Despite a title that sounds like a rom-com, “The Wedding Guest” initially gives the impression that it is a conventional thriller. Jay manages to abduct a bride-to-be, Samira (Radhika Apte) — at gunpoint — from her well-to-do family’s compound on the eve of her own wedding. But then things get really weird — and a lot more interesting.

Jay has been hired by Samira’s lover, Deepesh (Jim Sarbh), to save her from an arranged marriage. But what happens between the kidnapping and the reunion of Deepesh and Samira is a satisfyingly unpredictable meditation on female agency, in a culture in which women are too often treated as a man’s possessions.

Writer-director Michael Winterbottom (“The Trip to Spain”) is a shape-shifting filmmaker, and he continues that mutable pattern here, giving Patel the kind of role we’re not used to seeing him in. Jay is not exactly a hero, although he has a kind of honor. Nor is he the film’s antihero. For one thing, he’s a coldblooded killer. For another, the film belongs just as much to Apte, whose complex, contradictory character makes a great case for the argument that the film is misnamed for another reason. It’s her story, not his. In truth, it’s both of theirs, but not in the way you might think.

A lesser storyteller would have brought Jay and Samira together, pursuing the love-on-the-lam narrative. And for a while, “The Wedding Guest” looks as though that’s where it’s going. On the run from the police and her family, as they wait to coordinate a meeting with Deepesh, the kidnapper and his hostage briefly become something more than that.

And then — well, saying more would spoil the pleasure of the film, which surprises, in small ways, at every turn. Samira, like Jay, is no saint. Deepesh calls her a “snake” at one point, but he misses the point. She’s not treacherous because she defies his — and our — expectations. She’s simply human.

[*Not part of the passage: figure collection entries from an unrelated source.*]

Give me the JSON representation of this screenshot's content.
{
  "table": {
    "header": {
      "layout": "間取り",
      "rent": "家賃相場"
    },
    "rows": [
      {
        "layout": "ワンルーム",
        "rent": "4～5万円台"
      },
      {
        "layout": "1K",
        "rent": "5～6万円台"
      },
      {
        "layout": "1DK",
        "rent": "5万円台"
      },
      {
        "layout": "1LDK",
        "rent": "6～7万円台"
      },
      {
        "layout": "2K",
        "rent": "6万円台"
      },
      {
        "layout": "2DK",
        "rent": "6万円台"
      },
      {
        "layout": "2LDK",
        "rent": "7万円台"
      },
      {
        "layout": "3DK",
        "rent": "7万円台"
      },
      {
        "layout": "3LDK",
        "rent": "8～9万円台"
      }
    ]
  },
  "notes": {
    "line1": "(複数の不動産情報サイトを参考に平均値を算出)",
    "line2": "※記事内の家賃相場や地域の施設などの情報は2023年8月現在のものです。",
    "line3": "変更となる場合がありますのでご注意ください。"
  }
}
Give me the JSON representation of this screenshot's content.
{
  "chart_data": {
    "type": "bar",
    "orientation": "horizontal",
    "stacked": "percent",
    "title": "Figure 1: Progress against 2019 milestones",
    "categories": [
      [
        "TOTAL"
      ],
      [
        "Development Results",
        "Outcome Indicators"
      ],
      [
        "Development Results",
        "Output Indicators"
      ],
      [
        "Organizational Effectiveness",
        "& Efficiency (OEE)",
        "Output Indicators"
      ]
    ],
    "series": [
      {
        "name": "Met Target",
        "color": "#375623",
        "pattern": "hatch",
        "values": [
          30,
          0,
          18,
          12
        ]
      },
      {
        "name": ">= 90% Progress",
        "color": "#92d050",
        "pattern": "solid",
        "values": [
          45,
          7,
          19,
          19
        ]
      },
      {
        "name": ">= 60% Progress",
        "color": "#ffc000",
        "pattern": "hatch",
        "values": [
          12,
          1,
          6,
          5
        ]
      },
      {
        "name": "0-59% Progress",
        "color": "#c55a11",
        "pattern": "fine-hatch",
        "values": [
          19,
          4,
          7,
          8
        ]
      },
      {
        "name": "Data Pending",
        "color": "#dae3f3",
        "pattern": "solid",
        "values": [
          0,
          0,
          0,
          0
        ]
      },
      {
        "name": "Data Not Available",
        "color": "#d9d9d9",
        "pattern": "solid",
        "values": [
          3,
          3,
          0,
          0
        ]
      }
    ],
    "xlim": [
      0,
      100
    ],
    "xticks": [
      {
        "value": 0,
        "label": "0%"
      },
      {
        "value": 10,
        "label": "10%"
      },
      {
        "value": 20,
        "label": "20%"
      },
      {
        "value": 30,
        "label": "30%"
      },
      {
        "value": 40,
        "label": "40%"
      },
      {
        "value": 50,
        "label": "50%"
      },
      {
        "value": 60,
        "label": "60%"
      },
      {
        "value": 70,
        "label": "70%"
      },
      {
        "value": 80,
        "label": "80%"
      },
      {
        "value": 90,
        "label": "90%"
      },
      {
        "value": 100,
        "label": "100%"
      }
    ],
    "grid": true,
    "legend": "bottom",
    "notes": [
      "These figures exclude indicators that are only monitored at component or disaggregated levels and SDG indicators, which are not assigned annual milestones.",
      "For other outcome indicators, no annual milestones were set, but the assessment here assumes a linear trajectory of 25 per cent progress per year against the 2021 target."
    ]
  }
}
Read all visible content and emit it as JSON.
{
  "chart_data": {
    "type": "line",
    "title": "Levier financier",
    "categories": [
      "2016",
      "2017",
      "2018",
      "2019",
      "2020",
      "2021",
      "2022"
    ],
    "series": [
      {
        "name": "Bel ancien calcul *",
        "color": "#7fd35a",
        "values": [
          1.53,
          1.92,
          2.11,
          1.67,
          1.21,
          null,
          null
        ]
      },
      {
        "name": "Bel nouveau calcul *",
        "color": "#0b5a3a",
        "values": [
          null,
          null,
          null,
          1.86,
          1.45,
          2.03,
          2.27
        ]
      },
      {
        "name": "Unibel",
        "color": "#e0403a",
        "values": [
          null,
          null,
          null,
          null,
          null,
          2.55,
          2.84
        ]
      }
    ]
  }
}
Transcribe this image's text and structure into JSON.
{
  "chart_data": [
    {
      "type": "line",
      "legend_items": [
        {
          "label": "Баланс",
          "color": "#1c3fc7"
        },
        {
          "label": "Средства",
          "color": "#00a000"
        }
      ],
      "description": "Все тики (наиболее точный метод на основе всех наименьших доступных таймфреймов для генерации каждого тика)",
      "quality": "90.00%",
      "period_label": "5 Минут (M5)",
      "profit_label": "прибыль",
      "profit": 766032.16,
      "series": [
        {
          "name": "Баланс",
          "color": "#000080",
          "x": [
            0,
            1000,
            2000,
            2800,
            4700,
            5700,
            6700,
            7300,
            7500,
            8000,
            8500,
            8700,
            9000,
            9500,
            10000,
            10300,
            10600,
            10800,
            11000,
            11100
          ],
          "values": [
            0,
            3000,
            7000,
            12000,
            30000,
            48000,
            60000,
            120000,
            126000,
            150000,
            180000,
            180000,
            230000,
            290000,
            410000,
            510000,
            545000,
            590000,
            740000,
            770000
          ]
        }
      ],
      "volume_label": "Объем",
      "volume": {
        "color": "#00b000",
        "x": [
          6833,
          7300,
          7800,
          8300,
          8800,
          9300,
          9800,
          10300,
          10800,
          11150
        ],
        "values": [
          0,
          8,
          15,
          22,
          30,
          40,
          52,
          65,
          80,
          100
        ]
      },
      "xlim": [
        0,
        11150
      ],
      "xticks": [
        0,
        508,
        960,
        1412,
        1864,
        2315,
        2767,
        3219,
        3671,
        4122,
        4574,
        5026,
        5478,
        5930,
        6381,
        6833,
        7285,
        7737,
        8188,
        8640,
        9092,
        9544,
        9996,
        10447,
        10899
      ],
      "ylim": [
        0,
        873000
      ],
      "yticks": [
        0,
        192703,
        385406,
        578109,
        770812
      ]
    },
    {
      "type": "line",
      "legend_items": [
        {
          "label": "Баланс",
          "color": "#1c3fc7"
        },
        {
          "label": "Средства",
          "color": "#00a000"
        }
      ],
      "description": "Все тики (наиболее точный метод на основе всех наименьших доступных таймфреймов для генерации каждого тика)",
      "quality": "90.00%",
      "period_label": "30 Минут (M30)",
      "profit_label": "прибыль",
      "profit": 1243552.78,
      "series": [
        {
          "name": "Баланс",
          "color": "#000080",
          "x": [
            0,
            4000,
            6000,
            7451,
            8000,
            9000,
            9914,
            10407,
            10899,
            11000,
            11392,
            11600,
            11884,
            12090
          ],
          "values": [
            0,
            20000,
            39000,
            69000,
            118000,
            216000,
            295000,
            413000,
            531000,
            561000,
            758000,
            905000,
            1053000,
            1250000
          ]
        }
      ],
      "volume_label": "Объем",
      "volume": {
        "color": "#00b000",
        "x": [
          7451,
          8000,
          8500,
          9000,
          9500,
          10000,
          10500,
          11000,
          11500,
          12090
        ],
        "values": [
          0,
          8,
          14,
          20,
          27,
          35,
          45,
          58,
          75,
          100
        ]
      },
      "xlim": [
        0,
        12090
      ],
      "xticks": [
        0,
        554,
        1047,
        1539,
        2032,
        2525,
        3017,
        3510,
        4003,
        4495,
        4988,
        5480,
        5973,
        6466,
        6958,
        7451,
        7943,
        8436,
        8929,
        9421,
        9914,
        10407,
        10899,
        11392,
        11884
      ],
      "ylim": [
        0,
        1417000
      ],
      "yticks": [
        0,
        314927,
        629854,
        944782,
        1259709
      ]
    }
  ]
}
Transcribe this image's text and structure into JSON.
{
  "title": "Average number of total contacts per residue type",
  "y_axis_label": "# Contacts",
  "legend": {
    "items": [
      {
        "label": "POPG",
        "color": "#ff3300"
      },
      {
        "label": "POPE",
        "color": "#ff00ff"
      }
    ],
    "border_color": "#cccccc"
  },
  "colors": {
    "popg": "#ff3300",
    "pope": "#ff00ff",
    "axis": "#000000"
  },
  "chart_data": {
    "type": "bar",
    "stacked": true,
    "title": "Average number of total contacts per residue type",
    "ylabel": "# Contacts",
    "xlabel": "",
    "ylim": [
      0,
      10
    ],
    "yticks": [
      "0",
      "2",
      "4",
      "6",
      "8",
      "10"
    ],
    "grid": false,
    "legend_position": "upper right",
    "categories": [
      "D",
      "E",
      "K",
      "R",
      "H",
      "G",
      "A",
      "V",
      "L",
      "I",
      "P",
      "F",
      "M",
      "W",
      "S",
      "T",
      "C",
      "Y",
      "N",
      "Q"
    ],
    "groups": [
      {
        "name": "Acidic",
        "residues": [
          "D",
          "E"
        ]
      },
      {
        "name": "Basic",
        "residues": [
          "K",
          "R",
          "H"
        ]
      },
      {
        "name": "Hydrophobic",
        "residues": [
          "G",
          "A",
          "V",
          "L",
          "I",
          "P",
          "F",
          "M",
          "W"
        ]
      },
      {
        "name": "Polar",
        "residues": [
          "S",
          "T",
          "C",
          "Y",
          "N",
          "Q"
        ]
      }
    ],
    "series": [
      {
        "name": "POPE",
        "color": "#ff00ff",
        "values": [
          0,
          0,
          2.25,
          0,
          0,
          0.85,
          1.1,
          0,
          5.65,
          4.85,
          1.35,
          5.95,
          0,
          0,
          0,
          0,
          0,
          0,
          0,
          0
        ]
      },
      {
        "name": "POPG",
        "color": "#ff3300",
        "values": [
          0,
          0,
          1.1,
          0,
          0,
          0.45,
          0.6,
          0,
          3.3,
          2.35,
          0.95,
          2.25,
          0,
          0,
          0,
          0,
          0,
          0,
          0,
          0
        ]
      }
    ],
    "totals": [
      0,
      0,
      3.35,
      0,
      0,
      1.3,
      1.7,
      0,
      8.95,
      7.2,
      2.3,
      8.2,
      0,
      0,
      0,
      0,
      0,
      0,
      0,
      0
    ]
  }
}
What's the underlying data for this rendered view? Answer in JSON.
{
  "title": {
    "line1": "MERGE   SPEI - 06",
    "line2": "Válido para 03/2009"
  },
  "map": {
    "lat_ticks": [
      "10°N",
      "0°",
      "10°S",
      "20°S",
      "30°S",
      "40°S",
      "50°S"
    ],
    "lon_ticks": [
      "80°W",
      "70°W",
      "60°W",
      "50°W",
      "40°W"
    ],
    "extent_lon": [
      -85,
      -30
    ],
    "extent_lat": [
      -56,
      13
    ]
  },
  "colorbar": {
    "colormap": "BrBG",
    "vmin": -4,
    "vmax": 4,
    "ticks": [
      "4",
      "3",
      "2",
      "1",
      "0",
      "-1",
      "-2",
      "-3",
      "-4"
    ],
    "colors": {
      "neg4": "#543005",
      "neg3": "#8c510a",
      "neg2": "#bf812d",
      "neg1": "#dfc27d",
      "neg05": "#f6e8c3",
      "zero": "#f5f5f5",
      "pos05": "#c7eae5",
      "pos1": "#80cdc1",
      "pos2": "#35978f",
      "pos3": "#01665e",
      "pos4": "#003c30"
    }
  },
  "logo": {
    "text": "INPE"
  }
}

“The Wedding Guest” (3 stars)

In a change-of-pace role, Dev Patel plays a mysterious (and lethal) British man on a mission in Pakistan and India — he’s hired to save a woman from an arranged marriage to a man she doesn’t love. Despite the romcom-sounding title, this is a thriller, ably directed by Michael Winterbottom.

Rating: R, for strong language, some violence and brief nudity.